Caxton in process of withdrawing from magazine publishing and associated businesses
THE SOUTH African print media industry has taken another hard blow following the announcement that Caxton & CTP Publishers & Printers Limited (CAT) plans to completely withdraw from magazine publishing.
The board of directors of Caxton, one of the country’s biggest publishers and printers, announced yesterday that it had begun a process of withdrawing from magazine publishing and associated businesses.
The group was the publishing company of long-running magazine titles Bona, Rooi Rose, Garden & Home as well as Country Life, Essentials, Food & Home, People, Vrouekeur, Woman & Home and Your Family.

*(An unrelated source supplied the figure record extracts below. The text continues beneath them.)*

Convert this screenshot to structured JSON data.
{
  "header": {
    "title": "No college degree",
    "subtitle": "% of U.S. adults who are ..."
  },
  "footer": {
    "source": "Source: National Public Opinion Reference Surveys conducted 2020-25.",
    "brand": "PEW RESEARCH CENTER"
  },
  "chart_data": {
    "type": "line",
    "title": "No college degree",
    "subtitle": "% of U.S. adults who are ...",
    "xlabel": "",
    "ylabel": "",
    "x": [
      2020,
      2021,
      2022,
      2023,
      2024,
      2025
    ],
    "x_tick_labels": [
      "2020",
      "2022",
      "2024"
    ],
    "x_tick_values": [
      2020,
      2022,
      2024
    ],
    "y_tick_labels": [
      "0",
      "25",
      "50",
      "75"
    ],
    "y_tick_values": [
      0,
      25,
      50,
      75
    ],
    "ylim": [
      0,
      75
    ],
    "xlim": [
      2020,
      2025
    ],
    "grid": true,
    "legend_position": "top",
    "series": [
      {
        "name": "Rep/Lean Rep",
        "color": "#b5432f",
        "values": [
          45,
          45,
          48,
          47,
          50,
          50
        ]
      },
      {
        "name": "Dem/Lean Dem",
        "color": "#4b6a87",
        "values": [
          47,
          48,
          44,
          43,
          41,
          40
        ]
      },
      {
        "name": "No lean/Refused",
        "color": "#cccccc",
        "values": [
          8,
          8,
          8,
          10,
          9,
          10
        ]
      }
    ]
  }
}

The board of directors said in a statement that the decision was informed by the steady and continuous reduction in the overall amount of ad-spend being allocated by advertisers to the magazine media sector as well as the negative impact of the recent Covid-19 lockdown on general economic activity.
“The high level of cancellations of advertising in the period leading up and over the lockdown period has already had a major impact on trading aggravated by the concern that this revenue will be permanently lost and will place serious extra pressure on the magazine business and the group as a whole. As such, the significantly reduced levels of revenue exacerbated by the potential long-term impacts of the Covid-19 combined with reducing circulation numbers are insufficient to sustain the business in the short and long term,” the board said.
The group said it was in the process of consulting with its employees and that it would be keen to engage with any other parties and publishers who would be interested in taking over any of its titles.
CAT’s announcement came one day after popular tabloid newspaper Daily Sun announced that it had ceased all print publishing in the Western Cape, Eastern Cape, Northern Cape, Free State and KwaZulu-Natal.
Last week, Associated Media Publishing, one of South Africa’s most powerful independent media houses announced that it would close shop permanently. The company, which launched in 1983, announced on Thursday that it would cease trading and publishing its magazines including Cosmopolitan, House & Leisure and Women on Wheels from Monday.
Meanwhile, Mail & Guardian made a public plea in March for readers to go out and buy the weekly newspaper and subscribe for online news after the company faced financial distress due to the lockdown.
The staff and journalists of the Independent Media group also received salary cuts in April due to low advertising revenue during the lockdown. Arena Holdings, which owns Sunday Times and Sowetan, told its staff last week that it would start docking 30% of their salary starting this month.
Wits University Caxton professor of journalism Anton Harber said the coronavirus pandemic accelerated the deterioration of the print media industry that had been under way for some time.
“Most publishers would have banked on a 2 to 3-year lifespan for an industry that was going to change or die, but the pandemic has brought the collapse upon us much sooner,” he said.
Harber said that all print media had been moving to digital for some time, but struggled to make it work financially because advertising worked very differently in digital media, and most of it was being swallowed up by sites such as Google, Facebook and YouTube.
“Most worrying is that this comes at a time when we have a pandemic of disinformation on top of the Covid-19 pandemic,” Harber said.
The South African National Editors’ Forum also expressed numerous times that it was deeply concerned about the increasing number of media houses which faced drastic falls in earnings.